Kapı tıklanıp açılırken başımı kaldırdım. Bedenim olduğı yere çakılı kaldı. İçeri Oliver'ın girmesiyle köpeğimiz Tippet hızlıca bahçeye kaçtı. Lütfen git. Kalma. Git.

"Oliver!" Annem ona sıkıca sarılınca Oliver da gülümseyip, elini annemin sırtına koydu. İkisi de birrlerini görmekten epey mutlu görünüyorlardı. Ben değildim. Oliver'la görüşmeyi ileriye erteleyebilirdim. "Şu haline bak, ne kadar yakışıklı olmuşsun."

Oliver'ı içeriye çekip masaya oturtunca ona bakmaktan kaçındım. Onu günlerdir görmüyordum. En son konuşmamızdan sonra pek evden çıkasım gelmemişti. Ne kadar onu görmemek eziyet olsa da karşılaşmaktan çok daha kolaydı.

"Louise," dedi Oliver kızarırken ama keyfi yerinde olduğu her açıdan belliydi. "Annem davet için elbisesini almaya beni gönderdi."

"Çok iyi, çok iyi. Tam da bitirmiştim. Connie, belki yeni arkadaşlar edinmeden önce tek arkadaşını örnek almalısın. Gördün mü? Nasıl bir centilmen gibi giyiniyor ve şık görünüyor."

Tabii. Oliver'ın yine hiçbir şey yapmadan övgü almasına katlanmam gerekiyordu şimdi de. Ama kendimi tutamamıştım. "Bana da bir pantolon dikersen ben de şık giyinmeye razı gelebilirim."

Annem destek almak için bir elini masaya diğerini de alnına koydu. Yorgunca iç çekip dururken başını iki yana sallıyordu. "Bu kıza nasıl sabredebiliyorsun?"

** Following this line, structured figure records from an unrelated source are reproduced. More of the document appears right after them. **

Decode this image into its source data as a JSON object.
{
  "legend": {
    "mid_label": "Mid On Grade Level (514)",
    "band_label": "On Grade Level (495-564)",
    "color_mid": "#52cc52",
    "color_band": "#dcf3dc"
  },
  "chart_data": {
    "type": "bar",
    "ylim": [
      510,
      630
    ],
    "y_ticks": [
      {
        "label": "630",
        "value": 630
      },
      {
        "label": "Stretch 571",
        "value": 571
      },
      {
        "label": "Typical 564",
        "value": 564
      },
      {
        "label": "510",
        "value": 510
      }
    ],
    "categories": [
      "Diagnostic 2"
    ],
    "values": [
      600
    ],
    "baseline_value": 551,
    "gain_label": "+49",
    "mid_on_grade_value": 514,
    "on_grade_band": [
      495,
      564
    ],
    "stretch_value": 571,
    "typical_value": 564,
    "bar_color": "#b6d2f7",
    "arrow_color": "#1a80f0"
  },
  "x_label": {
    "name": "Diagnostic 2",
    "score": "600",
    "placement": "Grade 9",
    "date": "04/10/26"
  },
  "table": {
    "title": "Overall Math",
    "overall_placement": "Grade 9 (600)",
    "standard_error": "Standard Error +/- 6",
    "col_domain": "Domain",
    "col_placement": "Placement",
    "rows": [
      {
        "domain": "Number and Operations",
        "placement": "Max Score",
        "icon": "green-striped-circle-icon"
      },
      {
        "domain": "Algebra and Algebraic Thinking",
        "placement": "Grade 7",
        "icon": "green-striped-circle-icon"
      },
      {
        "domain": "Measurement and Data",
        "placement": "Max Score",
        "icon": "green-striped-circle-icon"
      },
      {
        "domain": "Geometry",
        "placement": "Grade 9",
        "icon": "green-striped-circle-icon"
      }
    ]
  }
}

Oliver gözlerini annemden çekip, bana bakınca ayak bastığından beri ilk kez göz göze geldik. Kalbim, vücuduma bağlı olduğu tüm liflerinden, kaslarından ve damarlarından koparılıp bir köşeye atılmış hissettim. "Kolay olmuyor," dedi. Hızlıca gözlerimi duvara sabitledim.

"Ben odama gideceğim," tek nefeste konuştum. "Kendi öz annem tarafından her yerime iğne batırıldığı için kan kaybediyorum sanırım. Yatağımda ölümün tatlı uykusunu bekleyeceğim."

Annem beni başından atmak ister gibi elini havada savuşturdu. O elbette ki benden kurtulmak istiyordu şimdi. "Git, git. En azından sessizlik içinde çalışabilirim."

Merdivenleri çıkarken çıplak ayaklarımın çok ses çıkartmamalarına özen gösterdim. Merdivenler gıcırdadı. Oliver'ın ona karşı bir tavır alıp, dikkat çekmeye çalıştığımı düşünmesini istemiyordum. Son zamanlarda aramızda oluşan her konuşma daha çok mesafeye sebep oluyordu. Bu yüzden kaçmak daha kolay ve tek yön gibi geliyordu. Ya onun daha ileriye adım atmasına izin verecektim ya da kilometrelerce geriye gidecek, benden kopacaktı. Yatağıma uzandım. Aralık camdan içeriye giren hava yüzünden yorganı üstüme aldım. Geceliğin üstünde minicik kan izlerinde elimi gezdirdim. İğnelerin izleri artık canımı yakmıyorlardı ama bir nokta boyutundaki lekeleri görülüyordu.